Every person is running a race through life, but the starting line is different for everyone. The first step toward solving the problem is to understand, as a community, that there is one.
Matthew Grimes '12 commuted from Lansingburgh to Siena on the bus. But when the bus didn't run, he would walk - several miles up the hill, often in the snow. Grimes didn't share his personal story with more than 150 Siena staff and administrators to engender sympathy - Grimes is the senior director of diversity and inclusion for one of the largest school districts in the Northeast, and he's nearly finished with his master of education from Harvard. Grimes' used his anecdote to underscore one of the central themes to his January 21 workshop - we all see the world through a lens of our own identity: race, class, sexual orientation, age, gender. Our journey through life is uniquely our own, but if we take the time to understand each other's journey, we can make Siena the inclusive community we all dream it to be.
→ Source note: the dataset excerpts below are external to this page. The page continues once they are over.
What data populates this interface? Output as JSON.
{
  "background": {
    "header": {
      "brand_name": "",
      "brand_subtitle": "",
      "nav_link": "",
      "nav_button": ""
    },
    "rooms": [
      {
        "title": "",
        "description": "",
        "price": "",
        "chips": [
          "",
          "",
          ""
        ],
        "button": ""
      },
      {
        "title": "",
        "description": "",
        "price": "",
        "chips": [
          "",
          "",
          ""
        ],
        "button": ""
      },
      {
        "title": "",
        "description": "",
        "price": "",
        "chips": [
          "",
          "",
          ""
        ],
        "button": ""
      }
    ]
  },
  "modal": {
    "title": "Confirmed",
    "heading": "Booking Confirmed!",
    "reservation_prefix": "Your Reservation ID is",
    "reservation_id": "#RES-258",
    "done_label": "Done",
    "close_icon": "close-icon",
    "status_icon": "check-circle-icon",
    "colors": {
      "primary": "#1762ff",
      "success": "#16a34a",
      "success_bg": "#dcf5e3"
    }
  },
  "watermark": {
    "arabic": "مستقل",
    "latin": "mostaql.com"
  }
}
Grimes created and facilitated a day of practice for Siena's staff that he titled: Reflecting on Our Values and Identities to Lead Boldly for Racial Justice. The three-hour workshop covered structural inequality and critical race theory, and also addressed white privilege and microaggressions. The staff also watched and read testimonials from current Siena students who have experienced racism on campus. Participants broke up into small groups and began drafting action plans to address the injustices.
The Council of Administrators, at President Gibson's request, organized the event. Diversity education programming for staff and administrators is one of the president’s eight areas requiring focus to advance meaningful progress toward strengthening the bonds of racial justice at Siena. Dr. Gibson participated in the workshop and offered opening and closing remarks.
"Matt really has a special way that provokes in us the kind of thought and conversation that's going to help us make improvements. We're committed to better living our values. The beliefs that we profess, that we talk about, that we are justifiably proud of, we're not quite matching our ideals. So that means we have work to do to create a sense of safety, and inclusion, and understanding for everybody. This kind of facilitation will help us achieve those goals."
President Chris Gibson '86, Ph.D.
"It is incredibly humbling for me to be welcomed back to campus to engage in deeply meaningful conversations that are so close to my heart. Siena is where I developed the skills and confidence to lead courageous conversations about race and other differences in our identities.
Being able to support the work Siena is doing to strengthen the bonds of racial justice across campus with former mentors, colleagues, and friends gives me a great deal of hope as we look to create a more inclusive campus for all of us."